Bangkok, stolica rozpusty, a właściwie czemu nie cała Tajlandia, bo z czym to państwo może się kojarzyć przeciętnemu Europejczykowi czy Amerykanowi. Zanim postanowiłem tutaj przyjechać niezbyt dużo wiedziałem o tym kraju, moją główną uwagę zwrócił wszechobecny pogląd że jest to wyzwolony seksualnie kraj do którego ściągają tabuny turystów żeby się „zabawić”, ale jak się okazuje nie tylko. Tajlandia jest również miejscem do którego ściągają ludzie aby się „podleczyć”, głównie w klinikach dentystycznych które oferują usługi znacznie taniej niż w Europie, dużo osób ściąga również aby zmienić płeć. Słynne już Lady of Bangkok czy prościej Ladyboys to masa ludzi na stałe wpisana w krajobraz głównie tajskich miast. Trzecim powodem może okazać się kuchnia, która obok indyjskiej i chińskiej przez wielu doceniona jest jako najlepsza i trudno się dziwić bowiem dobór przypraw i potraw wydaje się nie mieć granic, chociaż jedzenie wprost z ulicznych straganów może wydawać się balansowaniem na granicy. Dla spragnionych większych kulinarnych wrażeń czekają takie rarytasy jak smażone skorpiony, szarańcza czy karaluchy, te ostatnie wydają się być najbardziej świeże, bowiem trudno ich nie spotkać ich w molochu takim jak Bangkok.

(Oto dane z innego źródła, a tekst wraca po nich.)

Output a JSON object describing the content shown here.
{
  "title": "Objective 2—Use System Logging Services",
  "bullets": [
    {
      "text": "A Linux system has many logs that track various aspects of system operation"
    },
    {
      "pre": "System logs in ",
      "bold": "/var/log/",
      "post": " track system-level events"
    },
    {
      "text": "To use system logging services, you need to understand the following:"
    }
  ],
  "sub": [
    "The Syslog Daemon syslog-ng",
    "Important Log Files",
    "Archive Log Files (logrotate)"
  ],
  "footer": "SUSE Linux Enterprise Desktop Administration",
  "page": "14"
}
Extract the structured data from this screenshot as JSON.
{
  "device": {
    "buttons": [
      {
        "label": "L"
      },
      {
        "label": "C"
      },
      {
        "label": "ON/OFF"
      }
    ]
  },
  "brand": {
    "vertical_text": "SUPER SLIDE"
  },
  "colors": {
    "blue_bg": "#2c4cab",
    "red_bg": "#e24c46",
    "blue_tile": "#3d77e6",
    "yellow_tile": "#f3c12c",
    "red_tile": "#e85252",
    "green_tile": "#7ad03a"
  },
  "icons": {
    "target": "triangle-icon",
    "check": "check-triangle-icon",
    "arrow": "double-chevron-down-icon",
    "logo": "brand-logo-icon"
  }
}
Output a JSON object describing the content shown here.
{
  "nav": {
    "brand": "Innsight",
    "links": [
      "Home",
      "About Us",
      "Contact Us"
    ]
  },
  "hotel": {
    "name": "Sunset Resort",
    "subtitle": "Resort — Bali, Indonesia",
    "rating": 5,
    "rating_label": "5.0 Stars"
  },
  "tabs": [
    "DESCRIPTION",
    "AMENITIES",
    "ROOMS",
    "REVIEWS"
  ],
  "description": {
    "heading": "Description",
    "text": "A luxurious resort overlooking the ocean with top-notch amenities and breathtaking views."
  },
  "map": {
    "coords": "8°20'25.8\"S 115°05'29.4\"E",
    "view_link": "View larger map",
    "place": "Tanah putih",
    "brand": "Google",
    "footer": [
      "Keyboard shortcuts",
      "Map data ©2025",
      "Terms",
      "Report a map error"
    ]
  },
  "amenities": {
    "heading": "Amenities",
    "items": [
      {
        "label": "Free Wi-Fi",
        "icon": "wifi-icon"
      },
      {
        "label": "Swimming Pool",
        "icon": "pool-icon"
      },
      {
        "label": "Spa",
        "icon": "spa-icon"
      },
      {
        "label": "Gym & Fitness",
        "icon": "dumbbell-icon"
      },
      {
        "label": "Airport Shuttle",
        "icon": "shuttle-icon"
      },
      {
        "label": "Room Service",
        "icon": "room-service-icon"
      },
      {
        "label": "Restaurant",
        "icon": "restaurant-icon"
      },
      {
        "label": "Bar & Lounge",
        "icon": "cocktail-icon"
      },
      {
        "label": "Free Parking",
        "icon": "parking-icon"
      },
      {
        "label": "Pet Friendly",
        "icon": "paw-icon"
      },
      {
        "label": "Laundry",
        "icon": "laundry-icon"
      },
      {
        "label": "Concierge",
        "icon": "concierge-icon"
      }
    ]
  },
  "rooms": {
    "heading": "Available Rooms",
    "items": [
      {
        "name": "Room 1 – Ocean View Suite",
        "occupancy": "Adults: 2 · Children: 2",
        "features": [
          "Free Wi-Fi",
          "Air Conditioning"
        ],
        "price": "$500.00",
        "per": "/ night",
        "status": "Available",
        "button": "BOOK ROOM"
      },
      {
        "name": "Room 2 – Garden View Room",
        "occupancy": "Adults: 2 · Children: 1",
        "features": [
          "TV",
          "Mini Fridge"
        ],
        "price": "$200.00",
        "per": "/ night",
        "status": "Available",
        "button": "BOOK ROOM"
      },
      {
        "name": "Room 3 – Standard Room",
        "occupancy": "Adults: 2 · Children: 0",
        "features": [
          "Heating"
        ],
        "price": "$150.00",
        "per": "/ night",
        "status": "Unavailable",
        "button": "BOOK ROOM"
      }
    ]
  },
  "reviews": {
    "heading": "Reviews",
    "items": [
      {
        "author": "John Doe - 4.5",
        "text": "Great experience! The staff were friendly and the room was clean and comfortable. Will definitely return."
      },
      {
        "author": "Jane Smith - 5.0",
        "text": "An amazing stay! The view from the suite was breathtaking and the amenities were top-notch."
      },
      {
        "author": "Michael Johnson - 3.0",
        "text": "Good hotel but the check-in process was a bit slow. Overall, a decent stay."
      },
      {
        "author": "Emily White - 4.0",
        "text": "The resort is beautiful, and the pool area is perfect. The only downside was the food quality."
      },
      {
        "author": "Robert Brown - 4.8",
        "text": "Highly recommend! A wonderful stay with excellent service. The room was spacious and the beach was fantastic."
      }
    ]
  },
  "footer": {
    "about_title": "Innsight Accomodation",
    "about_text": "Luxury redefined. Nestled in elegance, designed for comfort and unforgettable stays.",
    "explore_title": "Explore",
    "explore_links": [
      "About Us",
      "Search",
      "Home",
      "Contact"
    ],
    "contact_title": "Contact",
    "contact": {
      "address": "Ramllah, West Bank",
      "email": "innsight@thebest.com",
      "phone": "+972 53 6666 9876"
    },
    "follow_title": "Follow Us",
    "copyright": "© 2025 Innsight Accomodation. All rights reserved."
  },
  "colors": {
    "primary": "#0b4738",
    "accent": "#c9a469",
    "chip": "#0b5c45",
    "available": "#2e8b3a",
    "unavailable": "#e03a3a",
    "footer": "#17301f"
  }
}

Sama stolica robi niesamowite wrażenie i trudno tu raczej mówić o szoku kulturowym, bowiem pomimo miejskiego zgiełku i życia jakim tętni Bangkok nie ma tu chaosu charakterystycznego dla innych miast, zaczynając podróż po Azji warto zacząć od tego miasta. System komunikacji jest dość dobrze zorganizowany, z lotniska Suvarnabhumi, jednego z największych na świecie łatwo dojechać do centrum miasta za pomocą systemu kolejki Sky Train która porusza się po estakadzie górującej ponad zakorkowanymi drogami (dojazd kosztuje 30-50 bat,) te ostatnie lepiej omijać zwłaszcza w godzinach szczytu. Choć autobusy w stolicy są tanie (koszt to 8 bat, za klimatyzowany autobus 20, niezależnie od odległości) najlepiej poruszać się metrem lub łodzią które są szybkim środkiem transportu. Innymi opcjami są taksówki (licznik musi być włączony) i wizytówka Tajlandii, czyli tuk tuk, na którym najlepiej oszukać białego turystę.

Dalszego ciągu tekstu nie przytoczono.